Twenty-three cents doesn’t buy much. And a completely candid parent would explain that, with inflation taken into account, the child would really be losing money by saving.

There are several ways to reinforce the saving-is-good lesson under such circumstances.

Clearly, the first is to shop for a better rate. Ing Direct (Stock Quote: ING), pays 1.3%, for example, and UFB Direct 2%. Use the shopping tool to find others.

Next, a parent can emphasize that interest earnings aren’t the only reason to save. By forgoing small pleasures like candy bars, your child can build a fund for something much more satisfying, like a computer game.

Another option: Bypass the real banking system and set up an informal one at home, offering a more generous interest rate.

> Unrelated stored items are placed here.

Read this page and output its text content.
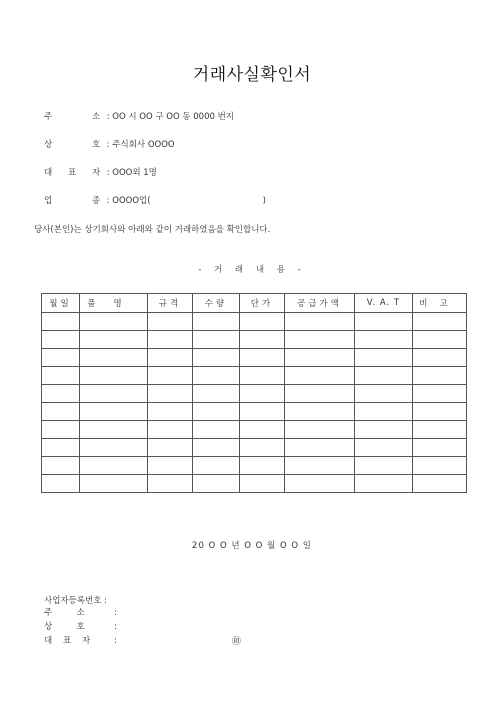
거래사실확인서
주	소 : OO 시 OO 구 OO 동 0000 번지
상	호 : 주식회사 OOOO
대 표 자 : OOO외 1명
업	종 : OOOO업(	)
당사(본인)는 상기회사와 아래와 같이 거래하였음을 확인합니다.
- 거 래 내 용 -
월일	품명	규격	수량	단가	공급가액	V. A. T	비고

20 O O 년 O O 월 O O 일
사업자등록번호 :
주         소	:
상         호	:
대    표    자	:	㊞
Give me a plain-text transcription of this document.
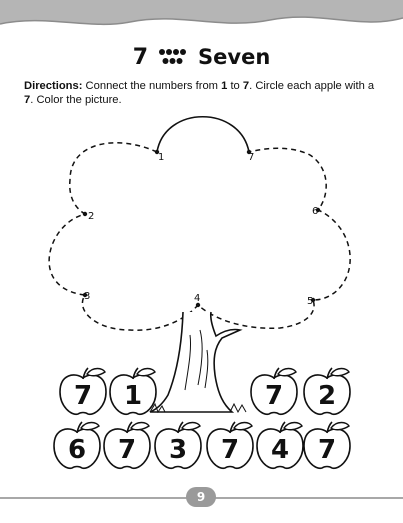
7 Seven
Directions: Connect the numbers from 1 to 7. Circle each apple with a 7. Color the picture.
1
2
3	4	5
6
7
7 1	7 2
6 7 3 7 4 7
9
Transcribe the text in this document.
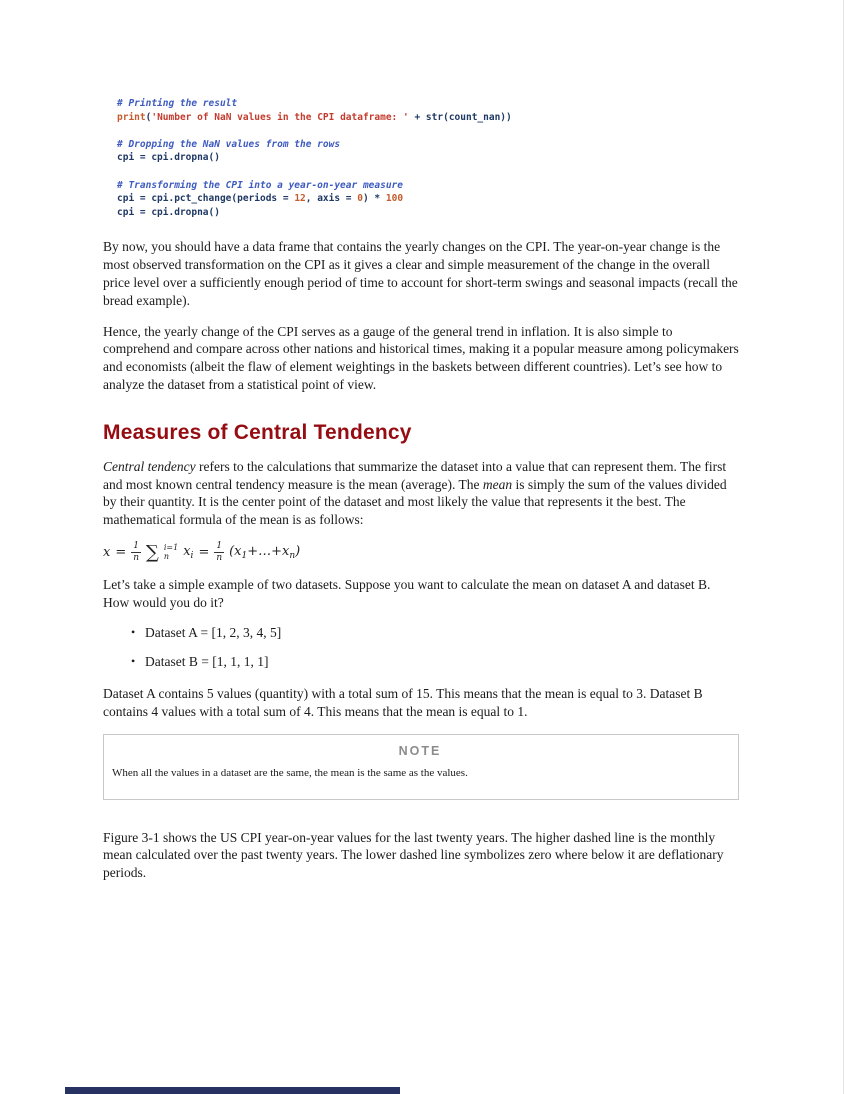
# Printing the result
print('Number of NaN values in the CPI dataframe: ' + str(count_nan))

# Dropping the NaN values from the rows
cpi = cpi.dropna()

# Transforming the CPI into a year-on-year measure
cpi = cpi.pct_change(periods = 12, axis = 0) * 100
cpi = cpi.dropna()

By now, you should have a data frame that contains the yearly changes on the CPI. The year-on-year change is the most observed transformation on the CPI as it gives a clear and simple measurement of the change in the overall price level over a sufficiently enough period of time to account for short-term swings and seasonal impacts (recall the bread example).

Hence, the yearly change of the CPI serves as a gauge of the general trend in inflation. It is also simple to comprehend and compare across other nations and historical times, making it a popular measure among policymakers and economists (albeit the flaw of element weightings in the baskets between different countries). Let’s see how to analyze the dataset from a statistical point of view.

Measures of Central Tendency

Central tendency refers to the calculations that summarize the dataset into a value that can represent them. The first and most known central tendency measure is the mean (average). The mean is simply the sum of the values divided by their quantity. It is the center point of the dataset and most likely the value that represents it the best. The mathematical formula of the mean is as follows:

$x = \frac{1}{n}$ ∑ i=1
n	$x_i = \frac{1}{n}$ $(x_1+\dots+x_n)$

Let’s take a simple example of two datasets. Suppose you want to calculate the mean on dataset A and dataset B. How would you do it?

• Dataset A = [1, 2, 3, 4, 5]
• Dataset B = [1, 1, 1, 1]

Dataset A contains 5 values (quantity) with a total sum of 15. This means that the mean is equal to 3. Dataset B contains 4 values with a total sum of 4. This means that the mean is equal to 1.

NOTE
When all the values in a dataset are the same, the mean is the same as the values.

Figure 3-1 shows the US CPI year-on-year values for the last twenty years. The higher dashed line is the monthly mean calculated over the past twenty years. The lower dashed line symbolizes zero where below it are deflationary periods.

For an 8-year-old, you could pay 5% a month, gradually reducing the rate until the child reached 11 or 12.

People who use this “Bank of Mom and Dad” approach say that to reinforce the message it’s worthwhile to provide written monthly statements, and to make each weekly or monthly interest payment in cash. That’s much more real than figures on a page.

Stock market “investing” can be handled in-house the same way. The child can be given an imaginary sum to invest in stocks of familiar companies, like McDonald's (Stock Quote: MCD), Nike (Stock Quote: NKE) or Mattel (Stock Quote: MAT). Then you can help the child track the stock online.

As with savings, the investing lessons are reinforced best if real money changes hands, so the child experiences gains and losses. If McDonald’s moves from $56 to $57, you can add $1 per share to the child’s piggy bank, then remove it when the price falls. Updating accounts once a week is enough.

To demonstrate both the risks and rewards of active trading, the child can be encouraged to shift from one stock to another, taking profits when the stock seems to have peaked and cutting losses after it falls. The child should be encouraged to keep abreast of news items on the stock. They can be found under “Latest Headlines” on the stock-tracking page.

Finally, the child’s results should be measured against a benchmark like the Standard & Poor’s 500. A separate fund can be invested in a pretend purchase of an S&P 500 index holding like the SPDR exchange-traded fund (Stock Quote: SPY).

This should be a buy-and-hold investment, to show how this approach often works better than the in-and-out trading the child might do with individual stocks.